Core for Medicine and Science Collaborative Research and Education, Project Research Center for Fundamental Sciences, Graduate School of Science, Osaka University, 1-1 Machikaneyama, Toyonaka, Osaka, 560-0043, Japan.

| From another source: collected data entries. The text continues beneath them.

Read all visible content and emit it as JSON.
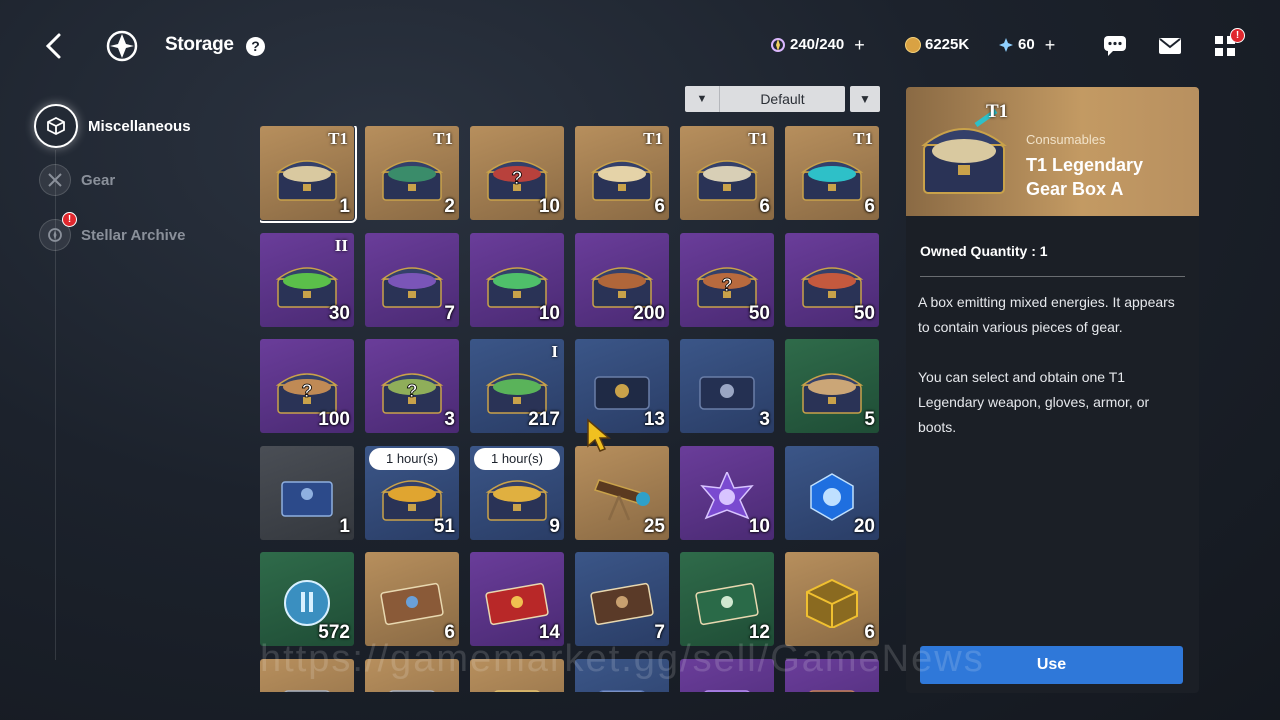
{
  "header": {
    "title": "Storage",
    "help": "?",
    "stamina": "240/240",
    "gold": "6225K",
    "crystal": "60",
    "plus": "+",
    "menu_badge": "!"
  },
  "sidebar": {
    "items": [
      {
        "label": "Miscellaneous"
      },
      {
        "label": "Gear"
      },
      {
        "label": "Stellar Archive",
        "badge": "!"
      }
    ]
  },
  "sort": {
    "label": "Default"
  },
  "items": [
    {
      "qty": "1",
      "tier": "T1",
      "rarity": "gold",
      "icon": "chest-icon",
      "chest": "#2a3356",
      "fill": "#d9c9a0"
    },
    {
      "qty": "2",
      "tier": "T1",
      "rarity": "gold",
      "icon": "chest-icon",
      "chest": "#2a3356",
      "fill": "#3a8c6a"
    },
    {
      "qty": "10",
      "tier": "",
      "rarity": "gold",
      "icon": "chest-icon",
      "chest": "#2a3356",
      "fill": "#b8413c",
      "mark": "?"
    },
    {
      "qty": "6",
      "tier": "T1",
      "rarity": "gold",
      "icon": "chest-icon",
      "chest": "#2a3356",
      "fill": "#e5d3a8"
    },
    {
      "qty": "6",
      "tier": "T1",
      "rarity": "gold",
      "icon": "chest-icon",
      "chest": "#2a3356",
      "fill": "#d8cfb6"
    },
    {
      "qty": "6",
      "tier": "T1",
      "rarity": "gold",
      "icon": "chest-icon",
      "chest": "#2a3356",
      "fill": "#2ec0c8"
    },
    {
      "qty": "30",
      "tier": "II",
      "rarity": "purple",
      "icon": "chest-icon",
      "chest": "#2a3356",
      "fill": "#5bbf4a"
    },
    {
      "qty": "7",
      "tier": "",
      "rarity": "purple",
      "icon": "chest-icon",
      "chest": "#2a3356",
      "fill": "#7a55b8"
    },
    {
      "qty": "10",
      "tier": "",
      "rarity": "purple",
      "icon": "chest-icon",
      "chest": "#2a3356",
      "fill": "#4fbf6a"
    },
    {
      "qty": "200",
      "tier": "",
      "rarity": "purple",
      "icon": "chest-icon",
      "chest": "#2a3356",
      "fill": "#b0663a"
    },
    {
      "qty": "50",
      "tier": "",
      "rarity": "purple",
      "icon": "chest-icon",
      "chest": "#2a3356",
      "fill": "#b86a3e",
      "mark": "?"
    },
    {
      "qty": "50",
      "tier": "",
      "rarity": "purple",
      "icon": "chest-icon",
      "chest": "#2a3356",
      "fill": "#c4593e"
    },
    {
      "qty": "100",
      "tier": "",
      "rarity": "purple",
      "icon": "chest-icon",
      "chest": "#2a3356",
      "fill": "#c08a55",
      "mark": "?"
    },
    {
      "qty": "3",
      "tier": "",
      "rarity": "purple",
      "icon": "chest-icon",
      "chest": "#2a3356",
      "fill": "#8fae5a",
      "mark": "?"
    },
    {
      "qty": "217",
      "tier": "I",
      "rarity": "blue",
      "icon": "chest-icon",
      "chest": "#2a3356",
      "fill": "#5ab35a"
    },
    {
      "qty": "13",
      "tier": "",
      "rarity": "blue",
      "icon": "case-icon",
      "chest": "#1f2a45",
      "fill": "#c9a24a"
    },
    {
      "qty": "3",
      "tier": "",
      "rarity": "blue",
      "icon": "case-icon",
      "chest": "#243052",
      "fill": "#9aa6c4"
    },
    {
      "qty": "5",
      "tier": "",
      "rarity": "green",
      "icon": "chest-icon",
      "chest": "#2a3356",
      "fill": "#cba677"
    },
    {
      "qty": "1",
      "tier": "",
      "rarity": "gray",
      "icon": "gift-box-icon",
      "chest": "#2c4a8a",
      "fill": "#8fb0e0"
    },
    {
      "qty": "51",
      "tier": "",
      "rarity": "blue",
      "icon": "chest-icon",
      "chest": "#2a3356",
      "fill": "#e0a530",
      "timer": "1 hour(s)"
    },
    {
      "qty": "9",
      "tier": "",
      "rarity": "blue",
      "icon": "chest-icon",
      "chest": "#2a3356",
      "fill": "#e0b040",
      "timer": "1 hour(s)"
    },
    {
      "qty": "25",
      "tier": "",
      "rarity": "gold",
      "icon": "telescope-icon",
      "chest": "#5a3a20",
      "fill": "#2fa0c8"
    },
    {
      "qty": "10",
      "tier": "",
      "rarity": "purple",
      "icon": "crystal-star-icon",
      "chest": "#7a4ad0",
      "fill": "#d8c4ff"
    },
    {
      "qty": "20",
      "tier": "",
      "rarity": "blue",
      "icon": "crystal-gem-icon",
      "chest": "#1f6fe0",
      "fill": "#bfe0ff"
    },
    {
      "qty": "572",
      "tier": "",
      "rarity": "green",
      "icon": "orb-icon",
      "chest": "#3a8fc0",
      "fill": "#d8f0ff"
    },
    {
      "qty": "6",
      "tier": "",
      "rarity": "gold",
      "icon": "ticket-icon",
      "chest": "#8a5a38",
      "fill": "#6aa0d8"
    },
    {
      "qty": "14",
      "tier": "",
      "rarity": "purple",
      "icon": "ticket-icon",
      "chest": "#b82828",
      "fill": "#f0c050"
    },
    {
      "qty": "7",
      "tier": "",
      "rarity": "blue",
      "icon": "ticket-icon",
      "chest": "#5a3a28",
      "fill": "#c8a070"
    },
    {
      "qty": "12",
      "tier": "",
      "rarity": "green",
      "icon": "ticket-icon",
      "chest": "#2a6a48",
      "fill": "#d0e8d0"
    },
    {
      "qty": "6",
      "tier": "",
      "rarity": "gold",
      "icon": "cube-icon",
      "chest": "#8a6a20",
      "fill": "#f0c030"
    },
    {
      "qty": "",
      "tier": "",
      "rarity": "gold",
      "icon": "item-icon",
      "chest": "#3a3e48",
      "fill": "#aab0bc"
    },
    {
      "qty": "",
      "tier": "",
      "rarity": "gold",
      "icon": "item-icon",
      "chest": "#3a3e48",
      "fill": "#aab0bc"
    },
    {
      "qty": "",
      "tier": "",
      "rarity": "gold",
      "icon": "item-icon",
      "chest": "#b89050",
      "fill": "#e0c070"
    },
    {
      "qty": "",
      "tier": "",
      "rarity": "blue",
      "icon": "item-icon",
      "chest": "#d8dde6",
      "fill": "#5a78b8"
    },
    {
      "qty": "",
      "tier": "",
      "rarity": "purple",
      "icon": "item-icon",
      "chest": "#6a38c8",
      "fill": "#b890f0"
    },
    {
      "qty": "",
      "tier": "",
      "rarity": "purple",
      "icon": "item-icon",
      "chest": "#6a3a30",
      "fill": "#c08060"
    }
  ],
  "detail": {
    "tier": "T1",
    "category": "Consumables",
    "name": "T1 Legendary Gear Box A",
    "owned": "Owned Quantity : 1",
    "desc1": "A box emitting mixed energies. It appears to contain various pieces of gear.",
    "desc2": "You can select and obtain one T1 Legendary weapon, gloves, armor, or boots.",
    "use_label": "Use"
  },
  "watermark": "https://gamemarket.gg/sell/GameNews",
  "colors": {
    "accent": "#2f78d9",
    "badge": "#e0282e"
  }
}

Angew Chem Int Ed Engl. 2020 Sep 28;59(40):17705-17711. doi: 10.1002/anie.202007999. Epub 2020 Aug 11.
Co-assembling vaccines composed of a lipidated HER2-derived antigenic CH401 peptide and either a lipophilic adjuvant, Pam CSK , α-GalCer, or lipid A 506, were evaluated as breast cancer vaccine candidates. This vaccine design was aimed to inherit both antigen multivalency and antigen-specific immunostimulation properties, observed in reported self-adjuvanting vaccine candidates, by using self-assembly and adjuvant-conjugated antigens. Under vaccination concentrations, respective lipophilic adjuvants underwent co-assembly with lipidated CH401, which boosted the anti-CH401 IgG and IgM production. In particular, α-GalCer was responsible for the most significant immune activation. Therefore, the newly developed vaccine design enabled the optimization of adjuvants against the antigenic CH401 peptide in a simple preparatory manner. Overall, the co-assembling vaccine design opens the door for efficient and practical self-adjuvanting vaccine development.
将脂质化的 HER2 衍生抗原 CH401 肽与脂溶性佐剂 Pam CSK、α-GalCer 或脂质 A 506 共同组装的疫苗被评估为乳腺癌候选疫苗。这种疫苗设计旨在通过使用自组装和抗原缀合的抗原来继承报告的自佐剂疫苗候选物中观察到的抗原多价性和抗原特异性免疫刺激特性。在接种浓度下,各自的脂溶性佐剂与脂质化的 CH401 共同组装,从而增强了抗 CH401 IgG 和 IgM 的产生。特别是,α-GalCer 负责最显著的免疫激活。因此,新开发的疫苗设计能够以简单的制备方式针对抗原 CH401 肽优化佐剂。总的来说,共同组装疫苗设计为高效实用的自佐剂疫苗开发开辟了道路。